De fato há liberais que defendam que o Estado deveria se ater a suas funções principais e a principal entre as principais é a garantia do direito:
“Justamente para regular os direitos e deveres do indivíduo em relação a terceiros, os liberais acreditam no Estado de direito. Isto é, crêem em uma sociedade governada por leis neutras, que não favoreçam pessoas, partido ou grupo algum, e que evitem de modo enérgico os privilégios.” O que é o liberalismo – Carlos Alberto Montaner
Na mesma lógica de garantia de direitos e imaginando que o Estado pode ser manipulado à favor de grupos de poder:
“Os liberais também acreditam que a sociedade deve controlar rigorosamente as atividades dos governos e o funcionamento das instituições do Estado.” Citado.
Esta convicção deu origem aos estudos da Economia Institucional e muito do que fica no imaginário com sendo uma “ação de esquerda”, o controle do aparelho do Estado pela sociedade, na realidade é fundado em pressupostos autenticamente liberais.

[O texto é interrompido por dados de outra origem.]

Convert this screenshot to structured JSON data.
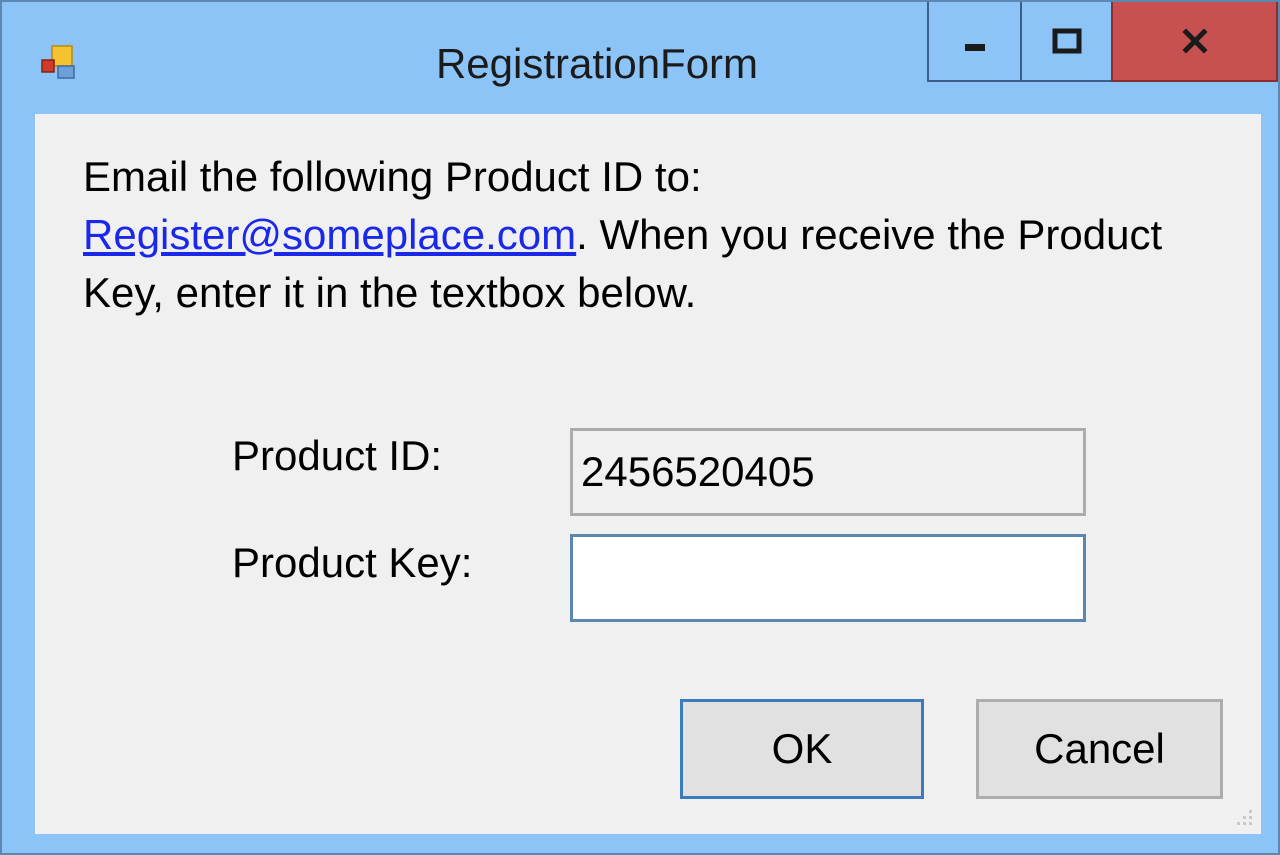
{
  "window": {
    "title": "RegistrationForm"
  },
  "caption_buttons": {
    "minimize_icon": "minimize-icon",
    "maximize_icon": "maximize-icon",
    "close_icon": "close-icon"
  },
  "instructions": {
    "prefix": "Email the following Product ID to:",
    "email_link": "Register@someplace.com",
    "suffix": ". When you receive the Product Key, enter it in the textbox below."
  },
  "form": {
    "product_id_label": "Product ID:",
    "product_id_value": "2456520405",
    "product_key_label": "Product Key:",
    "product_key_value": ""
  },
  "buttons": {
    "ok_label": "OK",
    "cancel_label": "Cancel"
  },
  "colors": {
    "titlebar": "#8cc4f8",
    "close_button": "#c75050",
    "client_background": "#f0f0f0",
    "link": "#1a28e8",
    "default_button_border": "#3d7bbf"
  }
}
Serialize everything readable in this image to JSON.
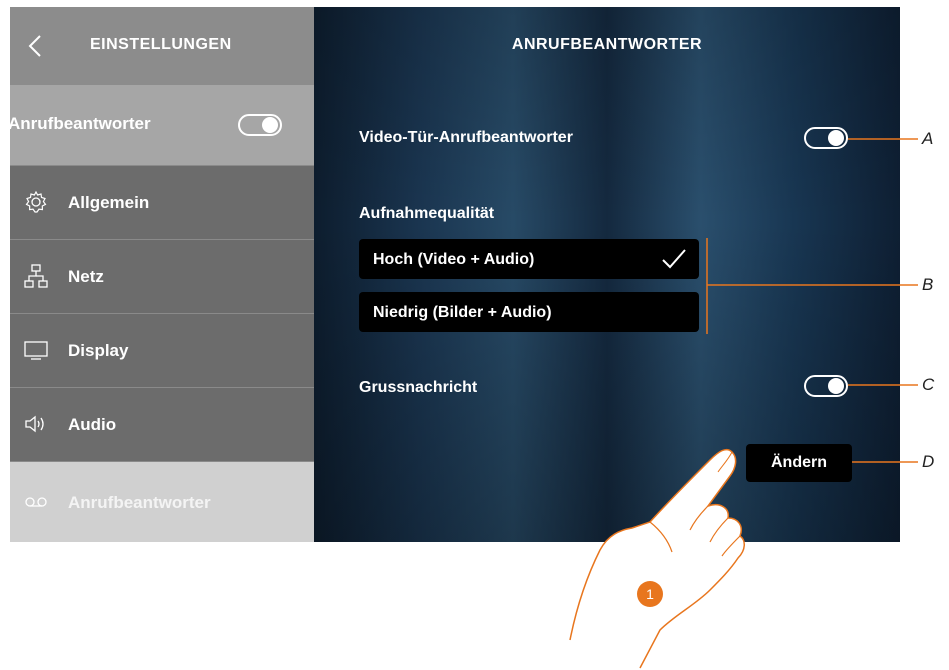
{
  "sidebar": {
    "title": "EINSTELLUNGEN",
    "toggle_label": "Anrufbeantworter",
    "items": [
      {
        "label": "Allgemein",
        "icon": "gear-icon"
      },
      {
        "label": "Netz",
        "icon": "network-icon"
      },
      {
        "label": "Display",
        "icon": "display-icon"
      },
      {
        "label": "Audio",
        "icon": "speaker-icon"
      },
      {
        "label": "Anrufbeantworter",
        "icon": "voicemail-icon"
      }
    ]
  },
  "main": {
    "title": "ANRUFBEANTWORTER",
    "video_answering_label": "Video-Tür-Anrufbeantworter",
    "quality_label": "Aufnahmequalität",
    "options": [
      {
        "label": "Hoch (Video + Audio)",
        "selected": true
      },
      {
        "label": "Niedrig (Bilder + Audio)",
        "selected": false
      }
    ],
    "greeting_label": "Grussnachricht",
    "change_button": "Ändern"
  },
  "callouts": {
    "a": "A",
    "b": "B",
    "c": "C",
    "d": "D",
    "step": "1"
  },
  "colors": {
    "accent": "#e8761e",
    "sidebar": "#6c6c6c",
    "active_item": "#d0d0d0"
  }
}
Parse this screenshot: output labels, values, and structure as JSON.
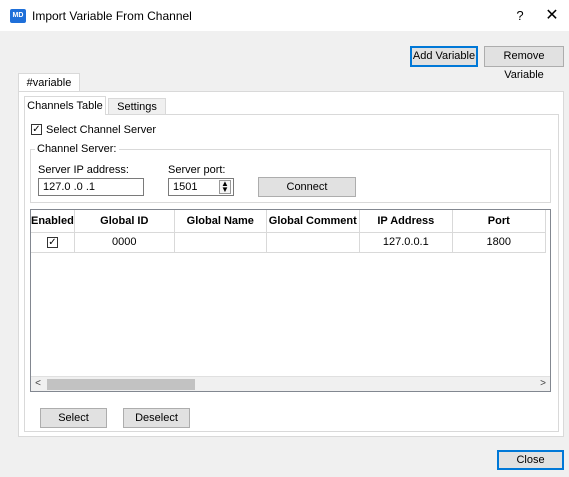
{
  "window": {
    "title": "Import Variable From Channel",
    "app_icon_text": "MD",
    "help_label": "?",
    "close_label": "✕"
  },
  "toolbar": {
    "add_variable": "Add Variable",
    "remove_variable": "Remove Variable"
  },
  "outer_tab": {
    "label": "#variable"
  },
  "inner_tabs": {
    "channels_table": "Channels Table",
    "settings": "Settings"
  },
  "select_server": {
    "label": "Select Channel Server",
    "checked": true
  },
  "server_group": {
    "legend": "Channel Server:",
    "ip_label": "Server IP address:",
    "ip_value": "127.0 .0 .1",
    "port_label": "Server port:",
    "port_value": "1501",
    "connect_label": "Connect"
  },
  "table": {
    "columns": [
      "Enabled",
      "Global ID",
      "Global Name",
      "Global Comment",
      "IP Address",
      "Port"
    ],
    "rows": [
      {
        "enabled": true,
        "global_id": "0000",
        "global_name": "",
        "global_comment": "",
        "ip_address": "127.0.0.1",
        "port": "1800"
      }
    ]
  },
  "bottom": {
    "select_label": "Select",
    "deselect_label": "Deselect",
    "close_label": "Close"
  },
  "colors": {
    "accent": "#0078d7",
    "app_icon": "#1e6fd9"
  }
}
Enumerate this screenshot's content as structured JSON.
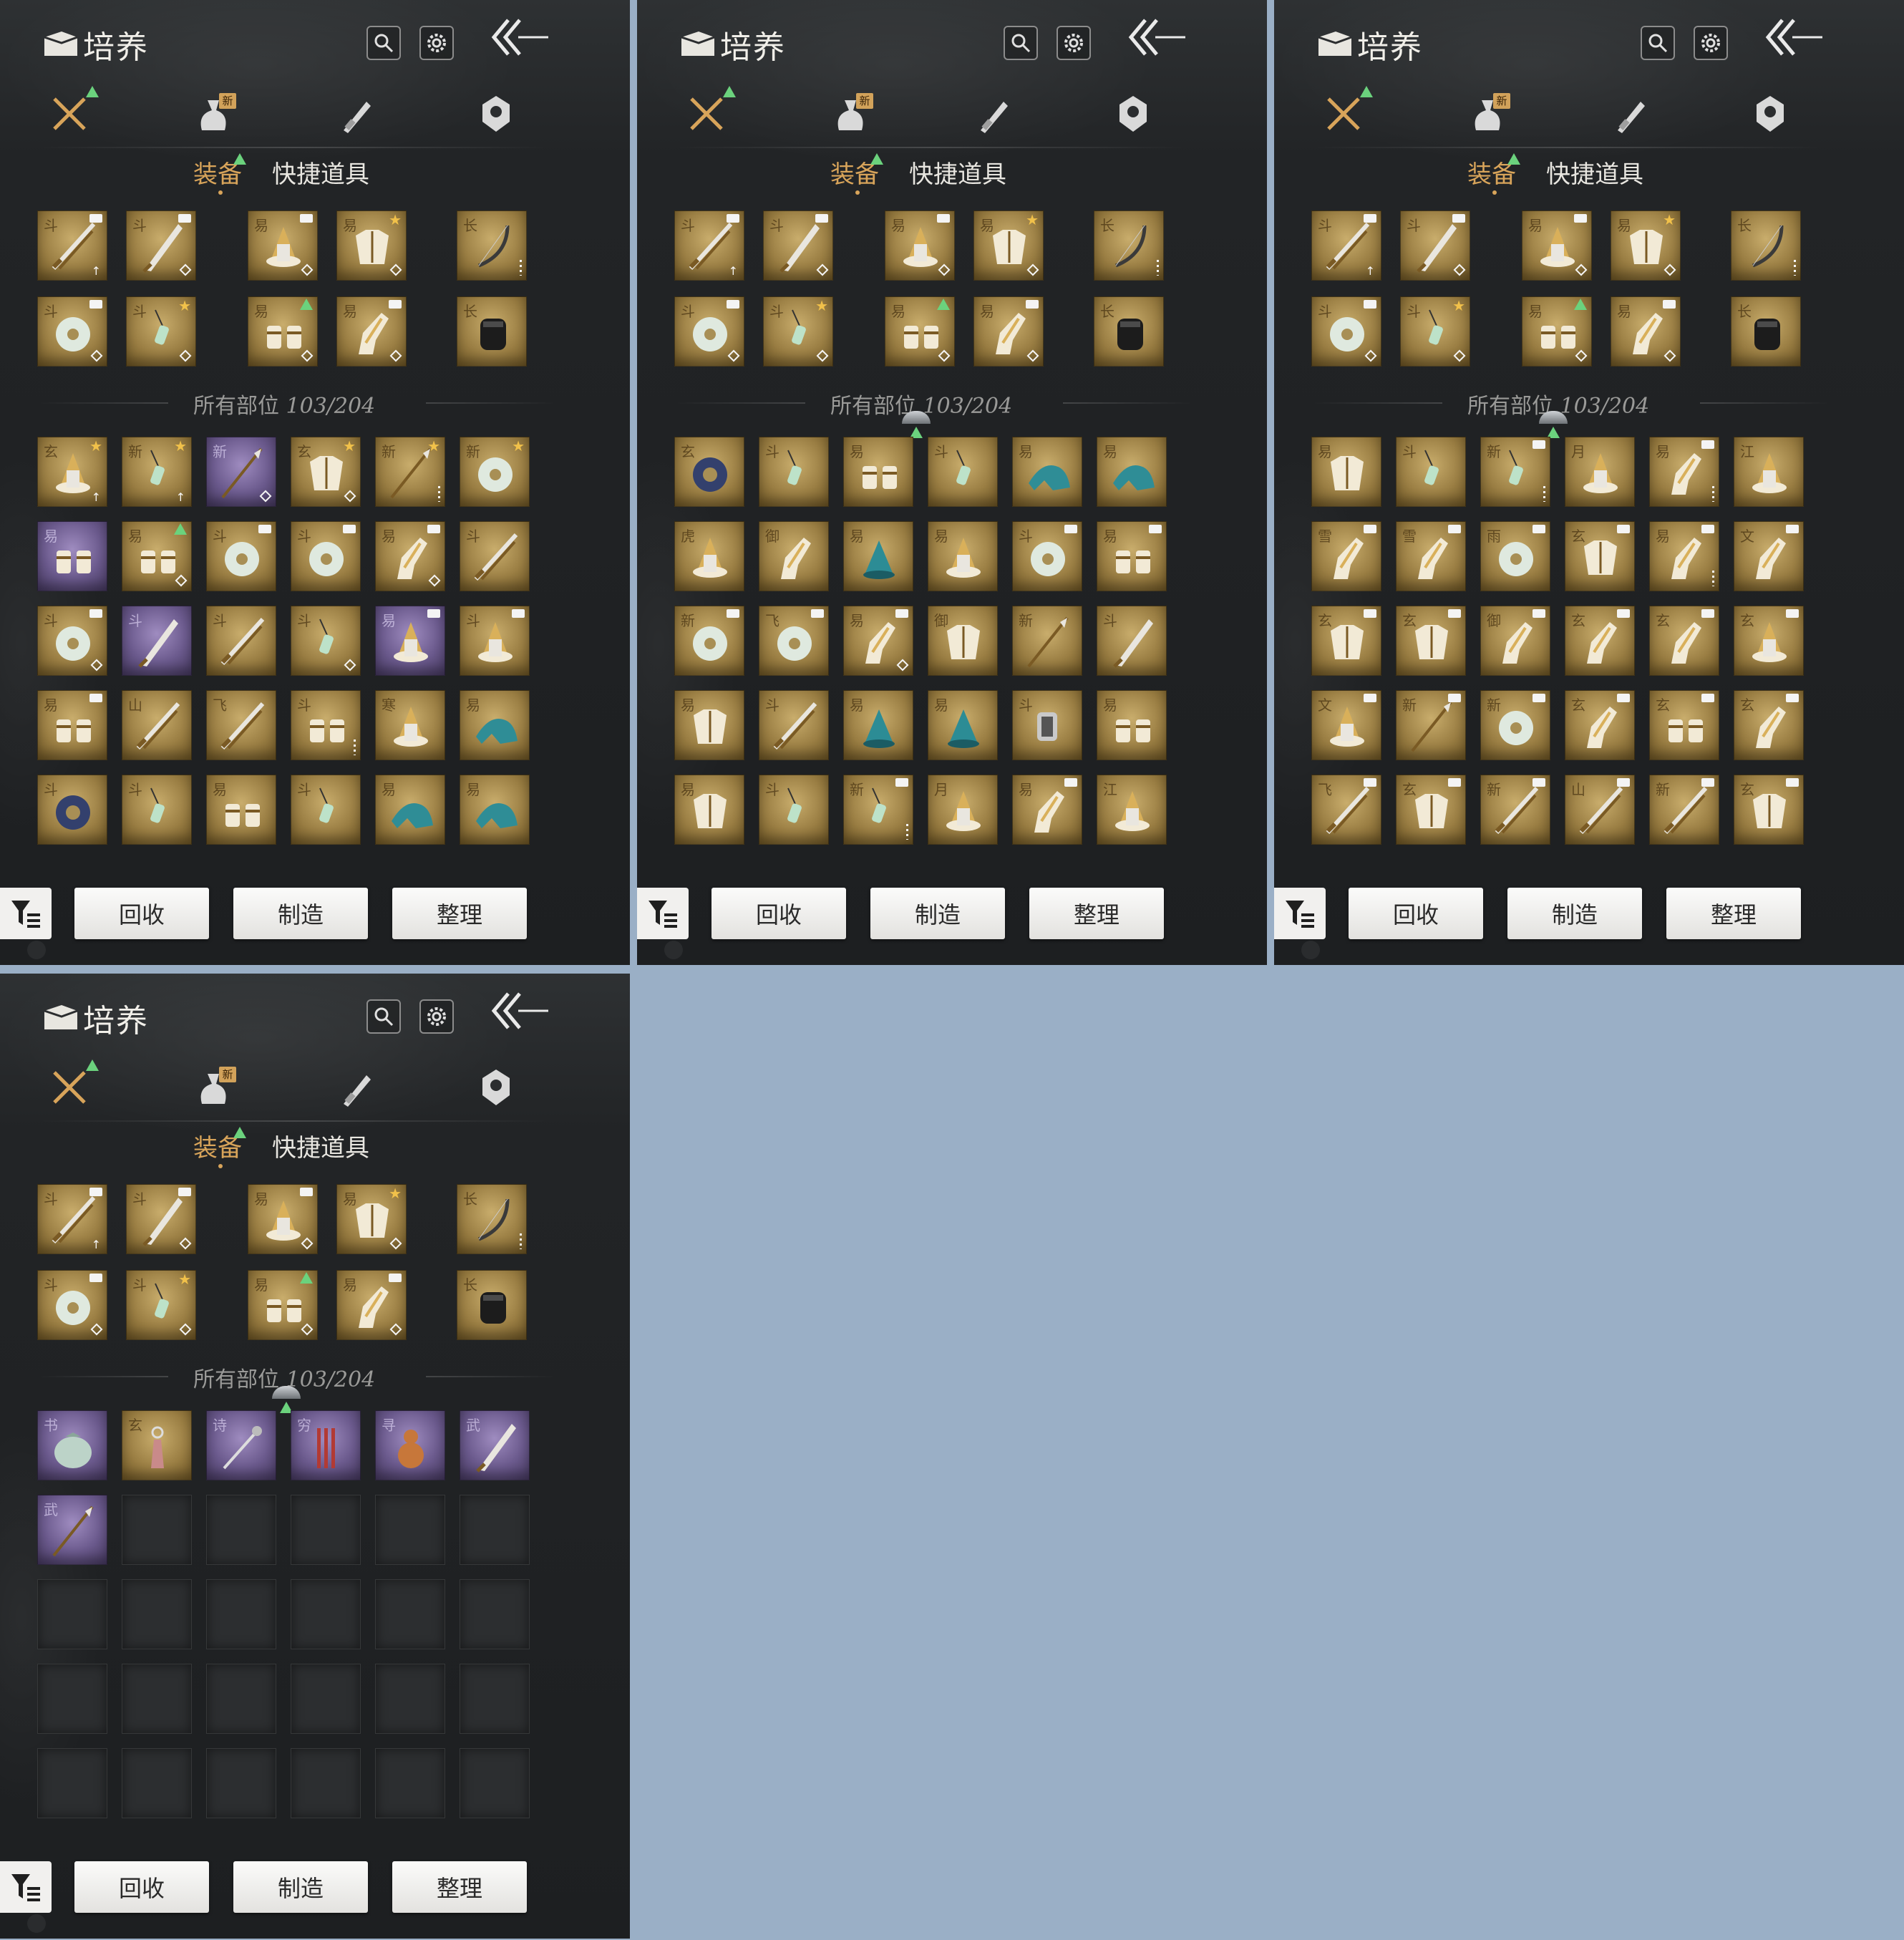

Evidentemente o liberalismo autêntico mais radical é contra qualquer planificação estatal e acredita que a questão da equidade se resolveria num mercado de livre competição:
“Quando as pessoas, atuando dentro das regras do jogo, buscam seu próprio bem-estar costumam beneficiar a coletividade. Outro grande filósofo liberal, Joseph Schumpeter, também austríaco, estabeleceu que não há estímulo mais positivo para a economia do que a atividade incessante dos empresários e industriais que seguem o impulso de suas próprias urgência psicológicas e emocionais. Os benefícios coletivos que derivam da ambição pessoal superam em muito o fato, também indubitável, de que surgem diferenças no grau de acúmulo de riquezas entre os diferentes membros de uma comunidade. Porém, quem melhor resumiu tal situação foi um dos líderes chineses da era pós-maoísta ao reconhecer, melancolicamente, que “ao impedir que uns poucos chineses andassem de Rolls Royce, condenamos centenas de milhões de pessoas a utilizar bicicletas para sempre”.” Citado.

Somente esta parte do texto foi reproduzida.